CIENTISTAS AFIRMAM QUE OS UFOS ESTÃO NOS MONITORANDO HÁ MUITO TEMPO
Uma coalizão científica concluiu que os UFOs estão respondendo a uma missão de reconhecimento de longo prazo.
Uma análise abrangente de três décadas de atividade de Fenômenos Anômalos Não Identificados (UAP, na sigla em inglês) nos Estados Unidos levou a uma conclusão preocupante: não se tratam de eventos isolados, mas sim de uma operação de vigilância coordenada e persistente.
O estudo, publicado pela Scientific Coalition for UAP Studies (SCU) , sugere que essas embarcações operam sob uma lógica de reconhecimento com recursos limitados, mas com objetivos estratégicos claros.
Dados de arquivos militares e civis de 1945 a 1975, incluindo os casos “desconhecidos” do famoso Projeto Livro Azul, foram compilados para produzir o relatório. De acordo com os pesquisadores Ian M. Porritt, Larry J. Hancock e Sean Grosvenor, os padrões detectados indicam que uma única entidade ou organização está por trás dessas incursões, mantendo uma missão de longo prazo que provavelmente exigiria uma base de operações estável.
Uma das descobertas mais significativas é o foco sistemático na infraestrutura nuclear dos EUA. O estudo confirma uma presença desproporcional de UAPs (Fenômenos Aéreos Não Identificados) em instalações de guerra nuclear, coincidindo com marcos importantes, como a expansão dos arsenais e o lançamento de mísseis balísticos intercontinentais.

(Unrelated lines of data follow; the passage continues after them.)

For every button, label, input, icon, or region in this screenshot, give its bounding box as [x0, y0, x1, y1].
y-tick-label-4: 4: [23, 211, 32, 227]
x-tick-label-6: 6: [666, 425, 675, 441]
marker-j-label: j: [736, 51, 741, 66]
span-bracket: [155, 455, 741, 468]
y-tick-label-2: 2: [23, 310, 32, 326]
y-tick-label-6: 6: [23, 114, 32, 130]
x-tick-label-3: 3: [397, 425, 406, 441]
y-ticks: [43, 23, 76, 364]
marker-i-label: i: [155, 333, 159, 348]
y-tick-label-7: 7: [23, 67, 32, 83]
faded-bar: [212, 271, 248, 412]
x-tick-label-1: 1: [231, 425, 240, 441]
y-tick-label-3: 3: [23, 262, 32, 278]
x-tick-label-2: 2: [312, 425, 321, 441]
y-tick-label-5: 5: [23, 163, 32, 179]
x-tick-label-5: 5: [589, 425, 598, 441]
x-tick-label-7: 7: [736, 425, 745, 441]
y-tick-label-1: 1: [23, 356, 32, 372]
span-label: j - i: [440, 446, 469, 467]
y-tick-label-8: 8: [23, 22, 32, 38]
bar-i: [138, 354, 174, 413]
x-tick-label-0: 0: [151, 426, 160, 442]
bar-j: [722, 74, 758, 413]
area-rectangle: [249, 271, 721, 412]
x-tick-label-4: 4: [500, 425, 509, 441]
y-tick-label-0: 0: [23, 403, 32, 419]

Essa vigilância não foi estática, mas demonstrou uma notável capacidade de adaptação tática.

Moderação aparente
Durante a década de 1940, os objetos realizavam manobras altamente visíveis à luz do dia. No entanto, em meados da década de 1960, o padrão mudou para perfis noturnos e evasivos. As aeronaves começaram a desligar suas luzes ou a se afastar rapidamente quando detectadas por interceptores militares, demonstrando uma clara resposta às capacidades defensivas humanas e uma notável limitação operacional.
A análise dos incidentes na região norte de Nova York em 1975 serve como evidência dessa estratégia logística. Em vez de aparecerem simultaneamente em várias bases nucleares, os UAPs (Fenômenos Aéreos Não Tripulados) deslocaram-se de um local para outro em uma sequência escalonada. Esse comportamento reforça a teoria de que se trata de uma força pequena que precisa gerenciar seus recursos de forma eficiente para atingir seus objetivos.
Ian Porritt, autor principal da pesquisa, alerta que a moderação observada não deve ser confundida com benevolência.
“A implicação estratégica é que a presença de UAPs reflete uma intenção de longo prazo, mas seu comportamento observável é moldado por restrições operacionais”, afirma o especialista. “Sua aparente contenção não deve ser interpretada como uma expressão plena de suas capacidades potenciais; sua presença limitada e restrições operacionais podem simplesmente refletir recursos limitados atuais, e não intenções benevolentes.”
O estudo alerta que qualquer mudança na densidade dessas ocorrências pode sinalizar uma transição em seus objetivos.

“Essa presença limitada pode estar restringindo seu alcance operacional. Um aumento em sua atuação poderia revelar um perfil comportamental mais amplo, seja ele manifestado como um engajamento mais profundo, uma indiferença operacional declarada ou uma postura mais assertiva”, acrescenta Porritt.
Este documento, o quinto volume da série de pesquisas da SCU, marca um ponto de virada no estudo científico do fenômeno. Ao se afastar de relatos isolados e se concentrar em padrões de comportamento de várias décadas, a coalizão apresenta um cenário em que a inteligência por trás do fenômeno UFO/UAP opera com paciência e metodologia puramente militares.